How Is The Process Of Child Support Initiated?
Typically, child support starts two ways. A custodial parent could file for child support. If a custodial parent asks for welfare assistance, then the Department of Public Welfare will file a complaint about child support against the non-custodial parent. The date that the complaint for the child support is filed is when calculations begin. Then a conference is scheduled where both parties meet with a conference officer. They will provide income and expense information, which is calculated by a formula that provides guideline amounts for child support. At that point, both parties can agree or object to this sum.

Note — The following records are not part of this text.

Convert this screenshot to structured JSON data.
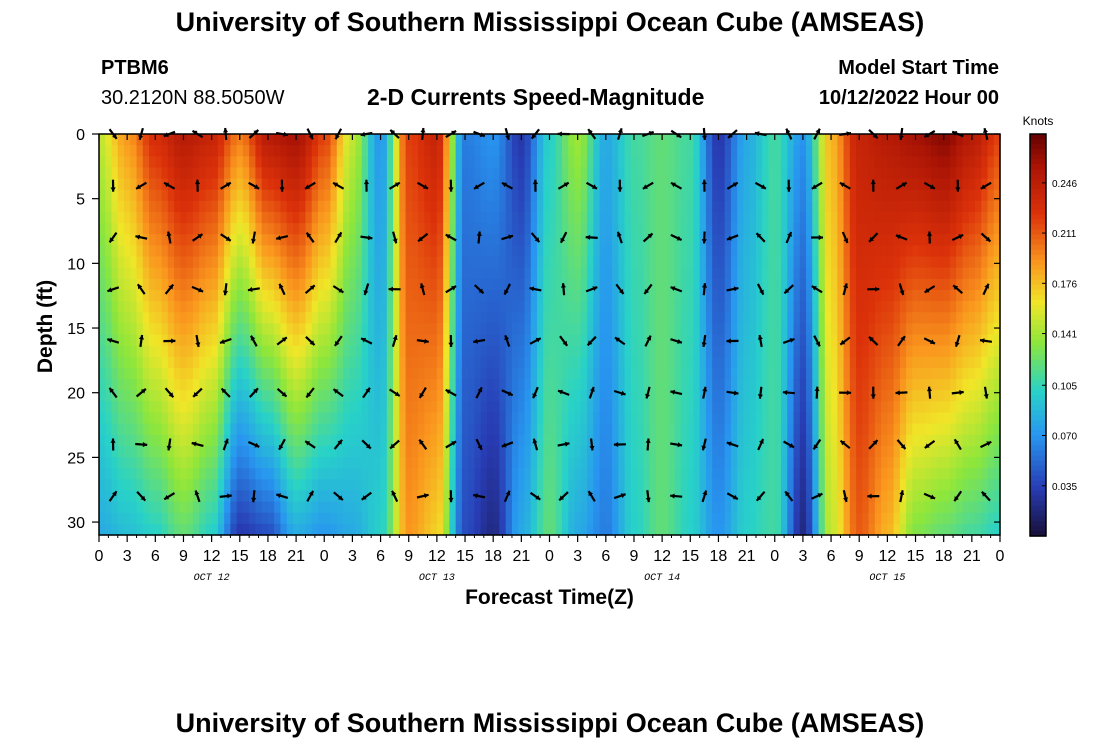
{
  "page": {
    "title_top": "University of Southern Mississippi Ocean Cube (AMSEAS)",
    "title_bottom": "University of Southern Mississippi Ocean Cube (AMSEAS)",
    "station_id": "PTBM6",
    "station_coords": "30.2120N  88.5050W",
    "plot_title": "2-D Currents Speed-Magnitude",
    "model_start_label": "Model Start Time",
    "model_start_value": "10/12/2022 Hour 00"
  },
  "chart_data": {
    "type": "heatmap",
    "title": "2-D Currents Speed-Magnitude",
    "xlabel": "Forecast Time(Z)",
    "ylabel": "Depth (ft)",
    "x_range": [
      0,
      96
    ],
    "y_range": [
      0,
      31
    ],
    "x_tick_values": [
      0,
      3,
      6,
      9,
      12,
      15,
      18,
      21,
      24,
      27,
      30,
      33,
      36,
      39,
      42,
      45,
      48,
      51,
      54,
      57,
      60,
      63,
      66,
      69,
      72,
      75,
      78,
      81,
      84,
      87,
      90,
      93,
      96
    ],
    "x_tick_labels": [
      "0",
      "3",
      "6",
      "9",
      "12",
      "15",
      "18",
      "21",
      "0",
      "3",
      "6",
      "9",
      "12",
      "15",
      "18",
      "21",
      "0",
      "3",
      "6",
      "9",
      "12",
      "15",
      "18",
      "21",
      "0",
      "3",
      "6",
      "9",
      "12",
      "15",
      "18",
      "21",
      "0"
    ],
    "y_tick_values": [
      0,
      5,
      10,
      15,
      20,
      25,
      30
    ],
    "y_tick_labels": [
      "0",
      "5",
      "10",
      "15",
      "20",
      "25",
      "30"
    ],
    "day_labels": [
      {
        "text": "OCT 12",
        "hour": 12
      },
      {
        "text": "OCT 13",
        "hour": 36
      },
      {
        "text": "OCT 14",
        "hour": 60
      },
      {
        "text": "OCT 15",
        "hour": 84
      }
    ],
    "colorbar": {
      "unit": "Knots",
      "min": 0.0,
      "max": 0.28,
      "tick_values": [
        0.246,
        0.211,
        0.176,
        0.141,
        0.105,
        0.07,
        0.035
      ],
      "tick_labels": [
        "0.246",
        "0.211",
        "0.176",
        "0.141",
        "0.105",
        "0.070",
        "0.035"
      ]
    },
    "speed_columns": [
      {
        "hour": 0,
        "top": 0.15,
        "bottom": 0.08
      },
      {
        "hour": 3,
        "top": 0.19,
        "bottom": 0.09
      },
      {
        "hour": 6,
        "top": 0.23,
        "bottom": 0.1
      },
      {
        "hour": 9,
        "top": 0.25,
        "bottom": 0.12
      },
      {
        "hour": 12,
        "top": 0.24,
        "bottom": 0.1
      },
      {
        "hour": 15,
        "top": 0.2,
        "bottom": 0.03
      },
      {
        "hour": 18,
        "top": 0.25,
        "bottom": 0.04
      },
      {
        "hour": 21,
        "top": 0.26,
        "bottom": 0.08
      },
      {
        "hour": 24,
        "top": 0.22,
        "bottom": 0.07
      },
      {
        "hour": 27,
        "top": 0.15,
        "bottom": 0.08
      },
      {
        "hour": 30,
        "top": 0.07,
        "bottom": 0.1
      },
      {
        "hour": 33,
        "top": 0.22,
        "bottom": 0.19
      },
      {
        "hour": 36,
        "top": 0.24,
        "bottom": 0.17
      },
      {
        "hour": 39,
        "top": 0.06,
        "bottom": 0.04
      },
      {
        "hour": 42,
        "top": 0.07,
        "bottom": 0.02
      },
      {
        "hour": 45,
        "top": 0.03,
        "bottom": 0.08
      },
      {
        "hour": 48,
        "top": 0.1,
        "bottom": 0.12
      },
      {
        "hour": 51,
        "top": 0.14,
        "bottom": 0.08
      },
      {
        "hour": 54,
        "top": 0.08,
        "bottom": 0.06
      },
      {
        "hour": 57,
        "top": 0.11,
        "bottom": 0.1
      },
      {
        "hour": 60,
        "top": 0.12,
        "bottom": 0.12
      },
      {
        "hour": 63,
        "top": 0.11,
        "bottom": 0.1
      },
      {
        "hour": 66,
        "top": 0.03,
        "bottom": 0.07
      },
      {
        "hour": 69,
        "top": 0.08,
        "bottom": 0.1
      },
      {
        "hour": 72,
        "top": 0.11,
        "bottom": 0.11
      },
      {
        "hour": 75,
        "top": 0.07,
        "bottom": 0.02
      },
      {
        "hour": 78,
        "top": 0.18,
        "bottom": 0.15
      },
      {
        "hour": 81,
        "top": 0.24,
        "bottom": 0.21
      },
      {
        "hour": 84,
        "top": 0.25,
        "bottom": 0.18
      },
      {
        "hour": 87,
        "top": 0.26,
        "bottom": 0.13
      },
      {
        "hour": 90,
        "top": 0.27,
        "bottom": 0.12
      },
      {
        "hour": 93,
        "top": 0.25,
        "bottom": 0.11
      },
      {
        "hour": 96,
        "top": 0.22,
        "bottom": 0.1
      }
    ],
    "vector_depths": [
      0,
      4,
      8,
      12,
      16,
      20,
      24,
      28
    ]
  }
}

If both sides agree, then that amount will become final. If the parties disagree with the amount, then the case will be scheduled for a court hearing, and both sides will provide information and testimony regarding their income and expenses calculated by the support master. The support master will issue a report outlining the decision on the support amount. Then if both parties object to that sum, they will have 20 days from the date of the master’s report to file exceptions, which will then be heard by a judge.
What Can I Do If I Disagree With The Child Support Order After It Has Been Established By Court?
If you have gone through all of the steps, including a conference with all parties and a meeting with a support master and both sides are at a deadlock, and you file exceptions, your exceptions will be granted in whole, in part or denied. If the exceptions are denied, the master’s order becomes a final order. It’s possible that they allowed the exceptions in which case it is possible that it could be sent back to the support master for another hearing on specific issues, but the support master may grant the exceptions outright. You could always appeal to the court of appeals. However, that appeal will be very limited regarding an error in fact or law.
It is possible that a call like that could succeed but not very likely. If, however, someone’s income or their financial circumstances were to change, then they could always file a petition to modify the child support amount, and it is possible that an order is changed to a higher or a lower number.